Джок Стерджес известен своими фото обнаженной натуры, напоминающими полотна старых мастеров и фотографии конца позапрошлого века. Его герои — нудисты Франции, Северной Калифорнии и Ирландии, с семьями которых он дружит по 30 лет и снимает каждый год, как они взрослеют, меняются, обзаводятся детьми. За съемку слишком юных моделей он попал в поле зрения полиции, которая несколько лет проводила обыск его вещей.
— Нашла в одном из интервью, что вы были русским переводчиком в Японии. Что там забыли?
— Почему нет? Я закончил школу в 1966-м, и у меня была альтернатива: идти в колледж или отправиться во Вьетнам. К колледжу я не был готов, Вьетнаму тоже, и нашел себе третий путь — службу на военном флоте. Я люблю языки и русский в том числе, и вся ваша культура очень сильно повлияла на меня. Русские невероятно креативны, ваша фотография всегда меня сводила с ума. Я думаю, Россия заставляет людей страдать — и вот почему они так здорово выражают себя в творчестве: Россия никогда не была легким местом для жизни, вы понимаете? У вас холодно, экономика не знала легкого времени, но это все полезно для искусства: людям всегда есть что сказать.
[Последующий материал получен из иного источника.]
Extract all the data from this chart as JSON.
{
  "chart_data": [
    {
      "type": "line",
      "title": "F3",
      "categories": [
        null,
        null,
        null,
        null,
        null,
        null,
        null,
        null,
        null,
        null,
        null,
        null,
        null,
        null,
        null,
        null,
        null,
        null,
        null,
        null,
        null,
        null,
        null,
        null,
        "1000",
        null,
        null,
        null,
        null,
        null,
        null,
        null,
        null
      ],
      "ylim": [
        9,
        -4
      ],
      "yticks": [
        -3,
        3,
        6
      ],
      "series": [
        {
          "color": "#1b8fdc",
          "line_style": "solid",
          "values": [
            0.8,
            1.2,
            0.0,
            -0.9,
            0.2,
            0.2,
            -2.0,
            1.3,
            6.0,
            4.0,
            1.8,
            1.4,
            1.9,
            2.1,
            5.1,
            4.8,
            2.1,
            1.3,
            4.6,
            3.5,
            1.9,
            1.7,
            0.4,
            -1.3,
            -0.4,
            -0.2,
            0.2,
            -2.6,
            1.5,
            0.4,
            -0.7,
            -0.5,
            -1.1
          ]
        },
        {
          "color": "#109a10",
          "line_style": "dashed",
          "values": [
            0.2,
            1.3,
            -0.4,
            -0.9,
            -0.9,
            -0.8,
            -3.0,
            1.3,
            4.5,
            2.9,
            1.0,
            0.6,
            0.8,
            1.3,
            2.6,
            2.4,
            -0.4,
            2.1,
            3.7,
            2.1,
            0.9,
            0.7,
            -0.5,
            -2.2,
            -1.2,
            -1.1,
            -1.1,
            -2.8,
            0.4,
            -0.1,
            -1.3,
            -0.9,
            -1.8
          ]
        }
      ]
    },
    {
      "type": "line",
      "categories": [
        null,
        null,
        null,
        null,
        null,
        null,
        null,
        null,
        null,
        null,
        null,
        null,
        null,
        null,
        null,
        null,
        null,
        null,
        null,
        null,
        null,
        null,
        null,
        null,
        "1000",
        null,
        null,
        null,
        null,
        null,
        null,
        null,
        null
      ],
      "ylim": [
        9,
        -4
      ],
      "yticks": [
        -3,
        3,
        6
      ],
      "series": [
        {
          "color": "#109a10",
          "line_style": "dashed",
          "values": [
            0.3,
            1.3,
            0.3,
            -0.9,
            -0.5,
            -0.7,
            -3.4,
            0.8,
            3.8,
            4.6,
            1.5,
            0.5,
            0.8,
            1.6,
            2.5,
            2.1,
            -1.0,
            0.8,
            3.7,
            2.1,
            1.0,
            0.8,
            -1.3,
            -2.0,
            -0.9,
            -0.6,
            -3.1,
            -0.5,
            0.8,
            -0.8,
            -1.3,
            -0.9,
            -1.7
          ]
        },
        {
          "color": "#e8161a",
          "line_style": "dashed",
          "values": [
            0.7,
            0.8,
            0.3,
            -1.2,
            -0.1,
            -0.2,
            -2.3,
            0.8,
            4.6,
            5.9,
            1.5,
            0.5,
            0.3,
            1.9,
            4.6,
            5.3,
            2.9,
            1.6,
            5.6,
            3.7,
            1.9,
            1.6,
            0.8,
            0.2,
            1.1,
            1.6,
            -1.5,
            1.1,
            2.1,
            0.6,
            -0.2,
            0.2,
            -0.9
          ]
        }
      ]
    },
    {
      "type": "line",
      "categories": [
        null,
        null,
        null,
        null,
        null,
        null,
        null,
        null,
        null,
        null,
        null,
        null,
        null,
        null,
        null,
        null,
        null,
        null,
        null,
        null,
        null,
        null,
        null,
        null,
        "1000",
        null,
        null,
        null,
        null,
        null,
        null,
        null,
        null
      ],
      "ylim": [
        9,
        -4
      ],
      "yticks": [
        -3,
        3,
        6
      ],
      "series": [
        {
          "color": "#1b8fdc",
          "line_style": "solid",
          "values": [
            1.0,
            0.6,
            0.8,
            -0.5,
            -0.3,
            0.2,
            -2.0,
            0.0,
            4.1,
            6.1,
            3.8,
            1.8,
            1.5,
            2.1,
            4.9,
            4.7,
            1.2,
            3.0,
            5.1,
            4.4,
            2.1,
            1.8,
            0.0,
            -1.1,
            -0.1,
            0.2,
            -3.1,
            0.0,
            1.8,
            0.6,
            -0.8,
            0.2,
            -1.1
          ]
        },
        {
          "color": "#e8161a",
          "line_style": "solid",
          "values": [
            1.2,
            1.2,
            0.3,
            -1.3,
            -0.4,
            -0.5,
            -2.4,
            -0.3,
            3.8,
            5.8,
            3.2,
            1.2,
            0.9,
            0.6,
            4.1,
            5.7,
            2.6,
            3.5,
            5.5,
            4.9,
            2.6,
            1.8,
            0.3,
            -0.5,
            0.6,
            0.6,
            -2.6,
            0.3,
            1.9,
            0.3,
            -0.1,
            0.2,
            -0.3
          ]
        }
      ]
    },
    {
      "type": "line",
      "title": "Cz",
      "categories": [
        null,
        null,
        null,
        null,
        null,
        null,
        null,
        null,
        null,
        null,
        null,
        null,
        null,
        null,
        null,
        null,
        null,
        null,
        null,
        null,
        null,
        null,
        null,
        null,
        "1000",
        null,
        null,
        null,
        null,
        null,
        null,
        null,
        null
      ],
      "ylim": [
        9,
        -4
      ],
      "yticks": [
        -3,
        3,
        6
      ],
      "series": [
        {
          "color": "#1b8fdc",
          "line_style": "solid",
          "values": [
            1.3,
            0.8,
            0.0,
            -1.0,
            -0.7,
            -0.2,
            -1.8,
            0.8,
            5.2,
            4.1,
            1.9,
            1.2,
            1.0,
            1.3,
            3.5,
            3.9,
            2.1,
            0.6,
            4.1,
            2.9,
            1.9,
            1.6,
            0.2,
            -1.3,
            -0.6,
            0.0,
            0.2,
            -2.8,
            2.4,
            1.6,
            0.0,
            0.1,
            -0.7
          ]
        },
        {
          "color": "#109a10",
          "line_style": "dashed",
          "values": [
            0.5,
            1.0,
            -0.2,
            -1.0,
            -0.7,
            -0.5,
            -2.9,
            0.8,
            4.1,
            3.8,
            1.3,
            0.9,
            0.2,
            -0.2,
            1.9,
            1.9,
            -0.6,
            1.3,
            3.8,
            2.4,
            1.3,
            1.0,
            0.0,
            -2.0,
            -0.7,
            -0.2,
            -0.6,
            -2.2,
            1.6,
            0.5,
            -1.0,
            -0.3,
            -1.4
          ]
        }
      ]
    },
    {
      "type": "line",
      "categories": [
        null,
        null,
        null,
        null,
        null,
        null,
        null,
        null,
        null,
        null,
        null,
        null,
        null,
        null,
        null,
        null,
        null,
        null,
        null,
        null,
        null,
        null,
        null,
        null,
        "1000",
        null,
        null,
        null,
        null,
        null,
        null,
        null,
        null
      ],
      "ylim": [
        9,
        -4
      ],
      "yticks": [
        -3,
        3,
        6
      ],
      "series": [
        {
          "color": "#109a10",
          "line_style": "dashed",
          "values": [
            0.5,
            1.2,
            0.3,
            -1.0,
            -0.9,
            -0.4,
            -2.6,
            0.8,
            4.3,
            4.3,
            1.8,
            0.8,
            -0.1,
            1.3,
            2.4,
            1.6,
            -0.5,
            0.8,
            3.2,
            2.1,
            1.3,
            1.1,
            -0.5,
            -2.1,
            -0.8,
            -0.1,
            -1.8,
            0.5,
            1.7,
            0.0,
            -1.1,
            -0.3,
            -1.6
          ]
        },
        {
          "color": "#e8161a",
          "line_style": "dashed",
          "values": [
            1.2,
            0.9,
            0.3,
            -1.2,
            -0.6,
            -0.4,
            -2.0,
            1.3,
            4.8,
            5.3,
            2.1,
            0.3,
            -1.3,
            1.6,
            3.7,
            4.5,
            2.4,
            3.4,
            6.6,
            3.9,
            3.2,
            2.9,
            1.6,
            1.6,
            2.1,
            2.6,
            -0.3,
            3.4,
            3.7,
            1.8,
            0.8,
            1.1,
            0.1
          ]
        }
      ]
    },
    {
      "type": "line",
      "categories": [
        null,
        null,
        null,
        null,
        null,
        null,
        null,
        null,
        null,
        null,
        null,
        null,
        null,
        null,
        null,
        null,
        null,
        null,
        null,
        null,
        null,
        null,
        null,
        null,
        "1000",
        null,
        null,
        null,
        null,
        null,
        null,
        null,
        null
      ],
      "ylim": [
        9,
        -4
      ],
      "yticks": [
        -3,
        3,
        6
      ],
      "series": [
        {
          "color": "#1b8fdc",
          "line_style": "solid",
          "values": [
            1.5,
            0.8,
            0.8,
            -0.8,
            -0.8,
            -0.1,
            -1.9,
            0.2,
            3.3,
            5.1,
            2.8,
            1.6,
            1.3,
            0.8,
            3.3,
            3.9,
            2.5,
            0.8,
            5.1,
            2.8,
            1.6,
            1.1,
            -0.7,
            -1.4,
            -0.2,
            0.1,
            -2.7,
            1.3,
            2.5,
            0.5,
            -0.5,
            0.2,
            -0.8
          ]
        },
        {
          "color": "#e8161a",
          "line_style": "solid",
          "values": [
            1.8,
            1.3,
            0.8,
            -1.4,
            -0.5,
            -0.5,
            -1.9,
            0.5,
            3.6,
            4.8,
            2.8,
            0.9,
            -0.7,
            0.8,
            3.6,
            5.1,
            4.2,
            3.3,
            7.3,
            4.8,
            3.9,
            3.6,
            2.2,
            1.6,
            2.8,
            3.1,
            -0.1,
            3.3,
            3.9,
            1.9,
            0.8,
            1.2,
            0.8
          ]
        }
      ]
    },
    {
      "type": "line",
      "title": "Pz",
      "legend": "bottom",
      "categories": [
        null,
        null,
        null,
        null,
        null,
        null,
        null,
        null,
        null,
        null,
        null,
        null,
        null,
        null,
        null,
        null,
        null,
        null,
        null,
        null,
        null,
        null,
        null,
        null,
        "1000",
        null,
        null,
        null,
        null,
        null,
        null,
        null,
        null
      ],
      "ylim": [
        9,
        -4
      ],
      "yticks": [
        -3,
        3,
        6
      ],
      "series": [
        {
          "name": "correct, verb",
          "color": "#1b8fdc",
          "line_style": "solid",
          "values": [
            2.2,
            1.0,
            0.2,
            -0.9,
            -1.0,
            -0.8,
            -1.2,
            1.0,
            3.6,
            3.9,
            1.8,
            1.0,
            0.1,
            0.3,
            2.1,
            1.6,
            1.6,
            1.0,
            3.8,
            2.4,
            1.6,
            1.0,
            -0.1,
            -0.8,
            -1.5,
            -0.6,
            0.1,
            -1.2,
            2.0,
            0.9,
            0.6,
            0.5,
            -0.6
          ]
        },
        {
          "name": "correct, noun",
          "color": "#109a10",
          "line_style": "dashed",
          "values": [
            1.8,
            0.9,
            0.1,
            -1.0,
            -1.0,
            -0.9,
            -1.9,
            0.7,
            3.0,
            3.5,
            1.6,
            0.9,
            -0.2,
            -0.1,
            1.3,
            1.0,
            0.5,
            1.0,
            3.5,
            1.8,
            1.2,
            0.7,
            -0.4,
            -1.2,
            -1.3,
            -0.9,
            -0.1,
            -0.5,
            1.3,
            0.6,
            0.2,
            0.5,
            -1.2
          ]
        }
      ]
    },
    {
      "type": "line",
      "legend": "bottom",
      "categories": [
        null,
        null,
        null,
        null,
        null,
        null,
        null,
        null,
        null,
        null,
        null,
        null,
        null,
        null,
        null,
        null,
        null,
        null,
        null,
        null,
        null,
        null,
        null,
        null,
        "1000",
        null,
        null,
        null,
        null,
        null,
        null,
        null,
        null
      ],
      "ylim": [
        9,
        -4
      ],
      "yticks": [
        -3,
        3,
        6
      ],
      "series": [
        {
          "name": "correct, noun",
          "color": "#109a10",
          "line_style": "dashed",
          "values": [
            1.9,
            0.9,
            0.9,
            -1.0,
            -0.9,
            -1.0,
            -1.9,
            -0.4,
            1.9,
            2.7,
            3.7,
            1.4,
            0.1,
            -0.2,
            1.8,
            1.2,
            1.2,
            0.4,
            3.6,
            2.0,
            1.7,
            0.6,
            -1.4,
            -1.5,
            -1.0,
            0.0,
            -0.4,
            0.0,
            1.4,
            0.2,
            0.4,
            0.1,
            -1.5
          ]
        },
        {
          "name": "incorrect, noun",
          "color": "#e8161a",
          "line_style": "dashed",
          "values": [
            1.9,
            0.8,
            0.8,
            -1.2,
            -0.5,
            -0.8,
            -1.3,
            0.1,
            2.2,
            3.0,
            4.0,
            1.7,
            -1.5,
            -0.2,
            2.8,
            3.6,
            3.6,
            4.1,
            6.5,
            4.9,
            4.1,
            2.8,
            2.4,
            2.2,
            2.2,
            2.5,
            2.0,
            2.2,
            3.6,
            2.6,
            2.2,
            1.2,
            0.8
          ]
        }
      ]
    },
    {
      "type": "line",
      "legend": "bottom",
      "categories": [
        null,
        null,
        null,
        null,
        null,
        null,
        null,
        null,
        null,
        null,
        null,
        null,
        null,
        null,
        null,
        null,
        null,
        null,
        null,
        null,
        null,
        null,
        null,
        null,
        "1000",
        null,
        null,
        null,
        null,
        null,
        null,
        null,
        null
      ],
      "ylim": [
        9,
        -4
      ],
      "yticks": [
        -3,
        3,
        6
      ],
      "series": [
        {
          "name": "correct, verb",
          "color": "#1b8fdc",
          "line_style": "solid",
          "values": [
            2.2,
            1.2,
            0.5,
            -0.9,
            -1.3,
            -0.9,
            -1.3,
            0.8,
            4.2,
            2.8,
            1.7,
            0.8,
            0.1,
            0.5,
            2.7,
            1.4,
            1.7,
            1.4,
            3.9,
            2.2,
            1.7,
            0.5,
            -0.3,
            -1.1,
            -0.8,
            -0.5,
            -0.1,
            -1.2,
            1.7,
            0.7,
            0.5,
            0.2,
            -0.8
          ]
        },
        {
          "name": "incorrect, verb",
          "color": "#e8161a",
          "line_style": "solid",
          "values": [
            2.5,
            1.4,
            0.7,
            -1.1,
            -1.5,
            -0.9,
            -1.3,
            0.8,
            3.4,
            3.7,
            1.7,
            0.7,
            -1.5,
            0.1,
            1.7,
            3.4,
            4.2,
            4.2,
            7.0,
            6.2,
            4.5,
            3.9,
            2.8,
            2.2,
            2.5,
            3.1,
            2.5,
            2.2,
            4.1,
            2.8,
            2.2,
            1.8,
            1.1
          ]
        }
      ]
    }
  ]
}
— В 1973 году вы попали на феминистский воркшоп и задумались об объективации в фотографии. У меня вопрос, зачем это нужно и как этого избежать — и как добиться того, чтобы фотографии, в том числе и обнаженной натуры, были нейтральными. Черно-белая съемка, кстати, помогает делать все более нейтральным?
— Это два вопроса. Тот феминистский воркшоп впервые донес до меня очень простую вещь: объективизировать женщин не то чтобы очень хорошо. Годы спустя я оказался в комнате одной знакомой девочки, где были кругом постеры с полураздетыми мужчинами без рубашек, и я подумал, что вот почему женщины так не любят эти пин-апы — они не выглядят так. И я не выгляжу, как те парни, мало кто вообще так выглядит. Такая фотография обесценивает женщин — и заставляет не думать о том, что за человек каждая из них. Я считаю себя феминистом и останусь им до смерти. Мой отец и брат состояли в мужских клубах, и я никогда не забуду их веселые разговоры о том, как они усложняли в этих клубах жизнь для тех женщин, что решились туда зайти: например, отец придумал сделать туалет для женщин на пятом этаже без лифта. Этого я никогда не понимал.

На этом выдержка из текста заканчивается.